You can provide a "-seed string" argument to specify a particular seed string for the PRNG that generates the file's random initial vector. This can be any valid string. Under Windows, this option is mandatory. Under Linux, if you do not provide a seed, it will use the default method of drawing random bits from /dev/random. If there is not enough entropy in /dev/random, it will wait until system activity provides enough. The Unix commandline "man urandom" will explain more. You can help it along by typing, moving the mouse, or otherwise stimulating the system to do something.

It will use the suggested default parameters of SBC, as described in the technical paper on SBC. The encrypted data includes not only the plaintext of the file, but also a digest of that file. This enables integrity checking after decryption. The 'digest' used by ensbc/desbc is a 4-char digest, while fpwdman uses a 3-char CRC digest. Hence, they can not read or decrypt the files used by fpwdman.

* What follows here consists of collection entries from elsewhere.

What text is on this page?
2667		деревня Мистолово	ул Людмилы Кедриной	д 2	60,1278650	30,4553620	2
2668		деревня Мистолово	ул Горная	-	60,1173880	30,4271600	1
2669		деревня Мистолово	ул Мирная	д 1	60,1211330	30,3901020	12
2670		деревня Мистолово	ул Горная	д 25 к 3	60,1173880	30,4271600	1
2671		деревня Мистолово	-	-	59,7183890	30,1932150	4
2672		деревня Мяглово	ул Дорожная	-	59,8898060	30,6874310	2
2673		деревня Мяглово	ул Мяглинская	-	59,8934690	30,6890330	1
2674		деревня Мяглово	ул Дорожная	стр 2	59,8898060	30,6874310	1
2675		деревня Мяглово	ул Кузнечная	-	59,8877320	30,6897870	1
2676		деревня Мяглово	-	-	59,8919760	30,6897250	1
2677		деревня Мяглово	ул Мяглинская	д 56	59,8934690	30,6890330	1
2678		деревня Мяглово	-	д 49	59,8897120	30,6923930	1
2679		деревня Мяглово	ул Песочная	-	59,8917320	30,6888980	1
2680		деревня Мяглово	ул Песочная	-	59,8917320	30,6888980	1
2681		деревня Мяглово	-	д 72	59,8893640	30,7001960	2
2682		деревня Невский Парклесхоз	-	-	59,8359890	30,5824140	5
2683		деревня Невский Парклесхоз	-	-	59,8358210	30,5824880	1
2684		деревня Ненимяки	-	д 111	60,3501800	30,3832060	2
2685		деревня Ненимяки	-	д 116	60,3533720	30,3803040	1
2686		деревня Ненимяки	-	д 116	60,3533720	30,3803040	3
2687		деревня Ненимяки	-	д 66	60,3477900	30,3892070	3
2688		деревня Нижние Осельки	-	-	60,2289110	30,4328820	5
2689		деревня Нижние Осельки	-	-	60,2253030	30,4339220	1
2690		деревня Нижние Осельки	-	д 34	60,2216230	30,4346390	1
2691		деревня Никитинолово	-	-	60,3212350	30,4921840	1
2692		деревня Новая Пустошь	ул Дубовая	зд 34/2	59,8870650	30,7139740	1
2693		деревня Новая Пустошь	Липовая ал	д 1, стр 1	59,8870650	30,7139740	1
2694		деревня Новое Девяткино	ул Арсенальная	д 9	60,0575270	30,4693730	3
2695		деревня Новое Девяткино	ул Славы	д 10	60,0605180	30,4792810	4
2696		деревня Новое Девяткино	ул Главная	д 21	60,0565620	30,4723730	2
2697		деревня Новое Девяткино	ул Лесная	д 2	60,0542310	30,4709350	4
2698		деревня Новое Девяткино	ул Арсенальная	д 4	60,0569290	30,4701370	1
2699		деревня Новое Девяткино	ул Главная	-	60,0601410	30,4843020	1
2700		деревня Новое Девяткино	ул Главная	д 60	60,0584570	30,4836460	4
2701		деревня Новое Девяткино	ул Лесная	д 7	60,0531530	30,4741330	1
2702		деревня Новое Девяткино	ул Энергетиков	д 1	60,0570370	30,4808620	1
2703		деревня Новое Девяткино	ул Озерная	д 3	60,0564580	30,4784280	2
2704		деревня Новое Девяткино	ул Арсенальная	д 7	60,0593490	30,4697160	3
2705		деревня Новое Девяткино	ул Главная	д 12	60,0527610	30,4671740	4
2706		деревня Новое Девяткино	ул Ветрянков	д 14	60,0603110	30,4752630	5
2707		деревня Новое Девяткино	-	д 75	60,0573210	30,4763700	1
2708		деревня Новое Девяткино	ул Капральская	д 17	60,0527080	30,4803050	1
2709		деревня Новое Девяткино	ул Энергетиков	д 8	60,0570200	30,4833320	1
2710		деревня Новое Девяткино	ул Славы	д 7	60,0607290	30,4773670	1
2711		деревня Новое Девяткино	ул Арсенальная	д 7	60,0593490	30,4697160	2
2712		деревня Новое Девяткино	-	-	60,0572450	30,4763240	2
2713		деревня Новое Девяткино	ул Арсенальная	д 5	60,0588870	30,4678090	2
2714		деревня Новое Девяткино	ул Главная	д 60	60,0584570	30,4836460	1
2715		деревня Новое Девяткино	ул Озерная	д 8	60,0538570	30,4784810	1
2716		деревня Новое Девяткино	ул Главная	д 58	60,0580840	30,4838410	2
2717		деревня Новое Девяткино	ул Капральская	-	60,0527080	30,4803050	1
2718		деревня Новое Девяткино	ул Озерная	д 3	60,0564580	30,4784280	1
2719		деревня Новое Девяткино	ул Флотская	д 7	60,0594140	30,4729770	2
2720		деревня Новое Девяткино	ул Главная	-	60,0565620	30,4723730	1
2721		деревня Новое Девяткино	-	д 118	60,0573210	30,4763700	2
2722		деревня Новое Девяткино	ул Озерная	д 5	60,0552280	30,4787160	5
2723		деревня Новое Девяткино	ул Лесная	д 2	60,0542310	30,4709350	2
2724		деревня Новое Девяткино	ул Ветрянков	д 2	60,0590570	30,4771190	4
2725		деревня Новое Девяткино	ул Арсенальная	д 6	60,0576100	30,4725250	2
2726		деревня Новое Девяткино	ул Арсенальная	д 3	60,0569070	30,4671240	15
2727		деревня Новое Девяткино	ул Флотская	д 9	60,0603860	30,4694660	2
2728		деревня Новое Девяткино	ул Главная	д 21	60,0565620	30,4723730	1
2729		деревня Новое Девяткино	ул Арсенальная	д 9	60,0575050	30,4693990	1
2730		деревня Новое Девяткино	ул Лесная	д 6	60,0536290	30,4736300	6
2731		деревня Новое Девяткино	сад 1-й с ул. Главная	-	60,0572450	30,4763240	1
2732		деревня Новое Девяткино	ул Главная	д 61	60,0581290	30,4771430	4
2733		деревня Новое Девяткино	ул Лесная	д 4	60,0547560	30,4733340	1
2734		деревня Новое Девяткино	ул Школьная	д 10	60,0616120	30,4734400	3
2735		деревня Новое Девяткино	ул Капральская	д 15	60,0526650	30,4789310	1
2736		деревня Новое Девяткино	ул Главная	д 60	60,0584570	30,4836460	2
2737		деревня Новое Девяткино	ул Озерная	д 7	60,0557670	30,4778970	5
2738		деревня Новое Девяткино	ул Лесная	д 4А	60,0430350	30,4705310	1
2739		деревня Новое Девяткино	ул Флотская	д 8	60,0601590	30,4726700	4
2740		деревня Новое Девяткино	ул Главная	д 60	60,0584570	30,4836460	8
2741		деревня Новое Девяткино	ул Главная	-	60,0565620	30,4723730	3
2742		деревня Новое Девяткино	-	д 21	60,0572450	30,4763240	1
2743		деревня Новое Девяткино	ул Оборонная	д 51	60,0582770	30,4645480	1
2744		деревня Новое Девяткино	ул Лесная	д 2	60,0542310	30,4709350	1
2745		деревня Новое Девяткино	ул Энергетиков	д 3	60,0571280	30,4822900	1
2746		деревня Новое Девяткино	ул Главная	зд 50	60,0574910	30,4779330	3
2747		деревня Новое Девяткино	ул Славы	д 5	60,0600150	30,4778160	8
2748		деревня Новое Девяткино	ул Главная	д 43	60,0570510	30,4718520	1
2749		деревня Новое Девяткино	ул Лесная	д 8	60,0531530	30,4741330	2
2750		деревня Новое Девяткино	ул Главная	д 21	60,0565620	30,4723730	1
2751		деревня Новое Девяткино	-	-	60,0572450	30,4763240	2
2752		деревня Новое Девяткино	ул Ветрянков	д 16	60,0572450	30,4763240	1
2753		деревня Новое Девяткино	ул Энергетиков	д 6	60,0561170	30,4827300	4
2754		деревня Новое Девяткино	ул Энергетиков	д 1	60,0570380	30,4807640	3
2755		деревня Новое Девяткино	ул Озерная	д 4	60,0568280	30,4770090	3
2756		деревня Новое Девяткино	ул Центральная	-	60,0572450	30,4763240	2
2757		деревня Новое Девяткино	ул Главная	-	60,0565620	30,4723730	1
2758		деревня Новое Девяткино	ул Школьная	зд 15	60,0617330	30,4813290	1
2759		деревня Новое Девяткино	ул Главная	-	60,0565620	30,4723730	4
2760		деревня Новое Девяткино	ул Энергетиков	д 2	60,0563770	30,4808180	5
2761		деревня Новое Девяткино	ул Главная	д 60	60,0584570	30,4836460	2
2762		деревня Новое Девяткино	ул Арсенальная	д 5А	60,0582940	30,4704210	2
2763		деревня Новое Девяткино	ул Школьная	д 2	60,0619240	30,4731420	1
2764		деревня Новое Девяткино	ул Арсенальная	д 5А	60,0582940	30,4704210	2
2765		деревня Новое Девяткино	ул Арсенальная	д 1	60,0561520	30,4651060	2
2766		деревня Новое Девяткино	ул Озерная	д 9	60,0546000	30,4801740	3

The 'key' argument obeys the usual Unix rules. For a simple string like the above example, no double quotes are needed. A key including spaces, like "Foo Bar Baz", would require double quotes.

Decryption

To decrypt the provided file "mars.jpg.sbc" into "mars.jpg.cbs", issue the following command:

desbc -file mars.jpg -key s03z5L6y6hlxztRa +zlib

Notice that you do not need to provide either the sbc suffix on the input file or the cbs suffix on the output file. The mars.jpg file used by and the mars.jpg.sbc and mars.jpg.cbs files generated by the above commands are included as examples in the source distribution. Files encrypted on one OS are decrypted on any other OS on which the command line tools are available.

The "+zlib" argument means that zlib should not be used during decryption. This particular file was encrypted before zlib was added to the command line tools, so it must be skipped upon decompression. The default on both encryption and decryption is to use zlib; the "+zlib" argument skips it.

You should see the following MD5 digests for the example files in the source distribution:

The desbc program will check the digest of the decrypted message against the decrypted digest. They should match. If not, either the wrong password was supplied or the file was somehow corrupted. If the digests do not match, no .cbs file is generated, and a notice of the failed decryption is displayed.